090109outofbusiness_0.jpgNew Census data for 2008, the first full year of this recession, show just how bad our national economic stumble has been and add new urgency to policymakers’ efforts to protect the fragile recovery.

The national poverty rate — an income of $22,025 or less for a family of four — rose to 13.2 percent, up from 12.5 percent the year before and the highest level in 11 years. In 2007, the recession pushed 2.6 million more Americans into the ranks of the poor, bringing the total to 39.8 million.

The data have implications for the health-care debate. The percentage of Americans without health insurance remained steady at roughly 15.4 percent. The increase in adults without health insurance, 20.3 percent, was offset by a drop in children without insurance, now around 9.9 percent thanks to government programs.

Over the past 10 years, the percentage of Americans insured through government programs — Medicare, S-CHIP, the military — has risen from 24.5 percent to 29 percent, meaning that for a substantial number of people the debate over the merits of government-run insurance is moot.

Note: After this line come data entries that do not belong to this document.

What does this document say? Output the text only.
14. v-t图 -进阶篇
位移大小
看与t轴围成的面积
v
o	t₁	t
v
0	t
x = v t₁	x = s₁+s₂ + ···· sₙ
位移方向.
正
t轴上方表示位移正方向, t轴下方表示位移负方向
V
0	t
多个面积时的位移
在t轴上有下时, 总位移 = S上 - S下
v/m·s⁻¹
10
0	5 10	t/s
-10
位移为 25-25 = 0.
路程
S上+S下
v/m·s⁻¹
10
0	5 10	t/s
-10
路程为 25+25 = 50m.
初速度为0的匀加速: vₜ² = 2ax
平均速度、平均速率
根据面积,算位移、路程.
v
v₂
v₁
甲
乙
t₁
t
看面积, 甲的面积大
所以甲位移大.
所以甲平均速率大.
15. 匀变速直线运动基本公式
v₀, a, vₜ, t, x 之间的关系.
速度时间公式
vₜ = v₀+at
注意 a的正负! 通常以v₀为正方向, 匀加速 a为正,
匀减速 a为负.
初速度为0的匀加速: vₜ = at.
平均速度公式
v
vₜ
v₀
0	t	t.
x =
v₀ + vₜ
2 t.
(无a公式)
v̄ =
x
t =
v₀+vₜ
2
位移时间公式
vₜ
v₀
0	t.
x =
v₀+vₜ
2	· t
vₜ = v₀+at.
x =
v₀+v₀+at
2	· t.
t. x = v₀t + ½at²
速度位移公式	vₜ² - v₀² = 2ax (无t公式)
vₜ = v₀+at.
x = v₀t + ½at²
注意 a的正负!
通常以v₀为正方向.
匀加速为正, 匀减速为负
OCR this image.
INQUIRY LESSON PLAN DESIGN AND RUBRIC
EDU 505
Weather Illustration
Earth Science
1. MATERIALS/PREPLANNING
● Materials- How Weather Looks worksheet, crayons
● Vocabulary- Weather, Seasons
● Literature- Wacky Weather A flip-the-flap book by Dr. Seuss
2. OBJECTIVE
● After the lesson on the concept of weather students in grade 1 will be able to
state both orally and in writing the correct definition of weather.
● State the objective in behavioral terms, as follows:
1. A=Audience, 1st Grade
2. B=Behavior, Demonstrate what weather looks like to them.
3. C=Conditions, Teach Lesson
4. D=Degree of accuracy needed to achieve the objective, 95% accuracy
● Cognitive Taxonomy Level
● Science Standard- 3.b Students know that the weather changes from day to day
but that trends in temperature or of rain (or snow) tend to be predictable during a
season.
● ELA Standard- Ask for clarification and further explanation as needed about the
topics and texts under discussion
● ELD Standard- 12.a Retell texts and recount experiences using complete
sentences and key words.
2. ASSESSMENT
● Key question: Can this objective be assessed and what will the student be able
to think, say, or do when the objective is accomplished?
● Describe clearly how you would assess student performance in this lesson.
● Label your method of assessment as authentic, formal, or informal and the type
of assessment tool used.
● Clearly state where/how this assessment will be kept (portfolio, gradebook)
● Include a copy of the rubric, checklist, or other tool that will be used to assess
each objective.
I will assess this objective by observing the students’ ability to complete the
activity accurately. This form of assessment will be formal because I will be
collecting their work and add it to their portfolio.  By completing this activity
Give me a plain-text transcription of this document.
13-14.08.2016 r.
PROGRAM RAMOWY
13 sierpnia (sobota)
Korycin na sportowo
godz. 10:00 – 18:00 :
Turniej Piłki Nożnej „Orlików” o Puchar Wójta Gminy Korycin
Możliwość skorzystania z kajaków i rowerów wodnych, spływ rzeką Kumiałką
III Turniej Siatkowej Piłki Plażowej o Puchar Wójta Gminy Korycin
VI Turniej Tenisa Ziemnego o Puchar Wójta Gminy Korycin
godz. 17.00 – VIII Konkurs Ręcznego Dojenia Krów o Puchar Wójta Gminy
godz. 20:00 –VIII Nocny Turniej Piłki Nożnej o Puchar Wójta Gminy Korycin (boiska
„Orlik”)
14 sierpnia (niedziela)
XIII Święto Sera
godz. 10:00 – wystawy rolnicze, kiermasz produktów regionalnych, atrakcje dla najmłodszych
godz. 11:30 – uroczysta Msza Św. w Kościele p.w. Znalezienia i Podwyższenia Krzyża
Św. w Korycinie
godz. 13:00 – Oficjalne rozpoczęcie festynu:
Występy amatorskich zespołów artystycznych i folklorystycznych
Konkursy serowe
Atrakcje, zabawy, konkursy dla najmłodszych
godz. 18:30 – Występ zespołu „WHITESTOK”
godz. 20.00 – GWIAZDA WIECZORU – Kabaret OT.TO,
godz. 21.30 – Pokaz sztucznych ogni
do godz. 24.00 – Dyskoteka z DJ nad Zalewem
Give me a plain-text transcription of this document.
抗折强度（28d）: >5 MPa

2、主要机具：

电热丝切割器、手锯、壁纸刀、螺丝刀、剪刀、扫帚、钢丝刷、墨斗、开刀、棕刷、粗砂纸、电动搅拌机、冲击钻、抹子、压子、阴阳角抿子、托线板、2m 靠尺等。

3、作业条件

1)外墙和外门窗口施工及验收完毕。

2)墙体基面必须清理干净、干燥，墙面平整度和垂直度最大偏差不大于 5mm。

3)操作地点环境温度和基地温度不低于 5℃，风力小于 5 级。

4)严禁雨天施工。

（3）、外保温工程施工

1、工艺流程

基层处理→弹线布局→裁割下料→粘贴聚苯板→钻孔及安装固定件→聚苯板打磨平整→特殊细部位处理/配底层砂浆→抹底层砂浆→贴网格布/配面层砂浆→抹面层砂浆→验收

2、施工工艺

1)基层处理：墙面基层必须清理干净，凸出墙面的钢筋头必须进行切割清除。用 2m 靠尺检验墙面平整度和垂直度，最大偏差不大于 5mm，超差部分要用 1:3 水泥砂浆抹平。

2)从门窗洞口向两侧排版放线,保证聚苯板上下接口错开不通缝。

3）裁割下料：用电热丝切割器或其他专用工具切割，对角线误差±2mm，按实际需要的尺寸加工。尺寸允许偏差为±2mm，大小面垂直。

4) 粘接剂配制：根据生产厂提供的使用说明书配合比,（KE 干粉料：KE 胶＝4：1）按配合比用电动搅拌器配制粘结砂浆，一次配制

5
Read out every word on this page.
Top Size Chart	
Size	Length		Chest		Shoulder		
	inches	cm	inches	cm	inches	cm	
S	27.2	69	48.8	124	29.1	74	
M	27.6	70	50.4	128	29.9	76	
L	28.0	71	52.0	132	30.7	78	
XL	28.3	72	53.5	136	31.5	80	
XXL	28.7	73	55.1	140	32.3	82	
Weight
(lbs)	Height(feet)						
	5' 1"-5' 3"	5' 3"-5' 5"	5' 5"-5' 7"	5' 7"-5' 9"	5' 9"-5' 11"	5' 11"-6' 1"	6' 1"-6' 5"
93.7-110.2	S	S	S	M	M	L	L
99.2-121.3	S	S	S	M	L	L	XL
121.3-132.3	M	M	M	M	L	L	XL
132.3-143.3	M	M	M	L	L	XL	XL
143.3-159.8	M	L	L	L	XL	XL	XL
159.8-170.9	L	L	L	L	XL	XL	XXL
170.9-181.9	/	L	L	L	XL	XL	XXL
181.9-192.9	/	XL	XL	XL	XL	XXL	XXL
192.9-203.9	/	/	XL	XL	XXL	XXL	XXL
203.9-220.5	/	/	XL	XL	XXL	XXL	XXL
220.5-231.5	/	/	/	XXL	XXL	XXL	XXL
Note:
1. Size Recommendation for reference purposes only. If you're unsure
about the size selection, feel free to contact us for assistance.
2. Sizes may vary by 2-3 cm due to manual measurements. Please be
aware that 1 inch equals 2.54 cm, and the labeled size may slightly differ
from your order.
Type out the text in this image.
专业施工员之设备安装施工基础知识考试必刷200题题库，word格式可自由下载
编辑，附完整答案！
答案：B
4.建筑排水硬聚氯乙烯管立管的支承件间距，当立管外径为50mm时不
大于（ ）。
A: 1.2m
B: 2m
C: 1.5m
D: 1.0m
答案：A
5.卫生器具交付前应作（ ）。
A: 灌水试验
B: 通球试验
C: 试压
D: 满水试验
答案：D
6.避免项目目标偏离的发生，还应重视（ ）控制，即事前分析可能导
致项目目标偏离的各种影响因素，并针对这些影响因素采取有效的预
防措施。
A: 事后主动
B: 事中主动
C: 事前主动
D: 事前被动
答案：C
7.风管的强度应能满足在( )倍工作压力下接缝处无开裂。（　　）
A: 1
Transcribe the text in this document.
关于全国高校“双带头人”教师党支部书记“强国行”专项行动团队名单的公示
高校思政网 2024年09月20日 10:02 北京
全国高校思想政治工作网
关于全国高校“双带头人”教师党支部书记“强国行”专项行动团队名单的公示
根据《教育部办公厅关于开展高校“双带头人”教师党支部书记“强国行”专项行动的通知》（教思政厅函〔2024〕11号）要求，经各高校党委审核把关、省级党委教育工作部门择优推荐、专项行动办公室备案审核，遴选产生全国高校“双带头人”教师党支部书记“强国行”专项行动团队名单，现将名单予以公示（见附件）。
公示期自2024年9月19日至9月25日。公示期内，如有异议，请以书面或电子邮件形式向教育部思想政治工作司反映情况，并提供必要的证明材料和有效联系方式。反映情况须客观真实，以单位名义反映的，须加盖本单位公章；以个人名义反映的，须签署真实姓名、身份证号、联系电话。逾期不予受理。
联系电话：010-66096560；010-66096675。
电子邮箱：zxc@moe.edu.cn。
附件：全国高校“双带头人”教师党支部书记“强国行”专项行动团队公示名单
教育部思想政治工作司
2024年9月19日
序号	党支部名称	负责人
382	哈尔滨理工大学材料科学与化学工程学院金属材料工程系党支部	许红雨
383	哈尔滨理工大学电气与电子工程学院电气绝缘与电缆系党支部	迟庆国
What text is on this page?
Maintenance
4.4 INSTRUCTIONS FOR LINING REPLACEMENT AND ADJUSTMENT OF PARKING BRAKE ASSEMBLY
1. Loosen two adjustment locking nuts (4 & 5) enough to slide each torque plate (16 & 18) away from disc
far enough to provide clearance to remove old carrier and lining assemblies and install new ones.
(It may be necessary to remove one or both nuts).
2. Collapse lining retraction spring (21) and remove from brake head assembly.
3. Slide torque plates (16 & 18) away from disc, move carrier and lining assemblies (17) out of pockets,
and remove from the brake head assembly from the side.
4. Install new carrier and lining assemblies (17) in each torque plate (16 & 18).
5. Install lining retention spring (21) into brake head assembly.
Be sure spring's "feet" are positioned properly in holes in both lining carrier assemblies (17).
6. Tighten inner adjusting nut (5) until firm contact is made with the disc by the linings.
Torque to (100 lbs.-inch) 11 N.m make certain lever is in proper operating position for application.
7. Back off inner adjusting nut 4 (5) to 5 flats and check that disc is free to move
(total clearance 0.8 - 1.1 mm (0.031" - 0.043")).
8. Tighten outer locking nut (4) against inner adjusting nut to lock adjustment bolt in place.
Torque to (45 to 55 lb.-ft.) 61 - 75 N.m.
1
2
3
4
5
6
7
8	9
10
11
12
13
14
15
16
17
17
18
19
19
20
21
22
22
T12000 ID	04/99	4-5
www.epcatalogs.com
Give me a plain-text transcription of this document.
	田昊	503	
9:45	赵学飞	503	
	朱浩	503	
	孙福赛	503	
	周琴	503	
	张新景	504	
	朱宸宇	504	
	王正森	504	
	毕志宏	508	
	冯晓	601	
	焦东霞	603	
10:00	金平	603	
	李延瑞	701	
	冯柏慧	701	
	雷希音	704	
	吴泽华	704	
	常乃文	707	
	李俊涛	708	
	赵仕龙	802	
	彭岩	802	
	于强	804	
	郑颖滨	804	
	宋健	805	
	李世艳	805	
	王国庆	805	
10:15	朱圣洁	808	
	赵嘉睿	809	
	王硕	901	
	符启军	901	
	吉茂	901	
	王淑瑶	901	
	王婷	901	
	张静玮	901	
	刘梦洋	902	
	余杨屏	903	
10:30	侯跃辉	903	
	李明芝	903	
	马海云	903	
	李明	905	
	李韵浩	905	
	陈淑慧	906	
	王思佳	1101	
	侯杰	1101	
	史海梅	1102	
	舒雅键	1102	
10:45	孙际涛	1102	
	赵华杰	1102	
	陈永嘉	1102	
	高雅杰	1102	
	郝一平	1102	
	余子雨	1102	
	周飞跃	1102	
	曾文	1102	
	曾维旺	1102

Income distribution in this country remains wildly uneven. The top 5 percent of earners get about 20 percent of all household income while the bottom 20 percent get about 5 percent. Half of the national income goes to one fifth of the households.

One distressing number is the inflation-adjusted fall in the median household income to $50,303, down 3.6 percent from 2007, the steepest year-to-year drop in 40 years and enough to wipe out a decade’s worth of gains. We may be a long time getting back to where we were.

The 3.6 percent hit in household income we’ve taken in this recession is not — as yet — as bad as the 6 percent dent in income in the 1980-82 recession. But with unemployment expected to rise through the end of the year, analysts are agreed about what these same indices will be like for 2009 — even worse.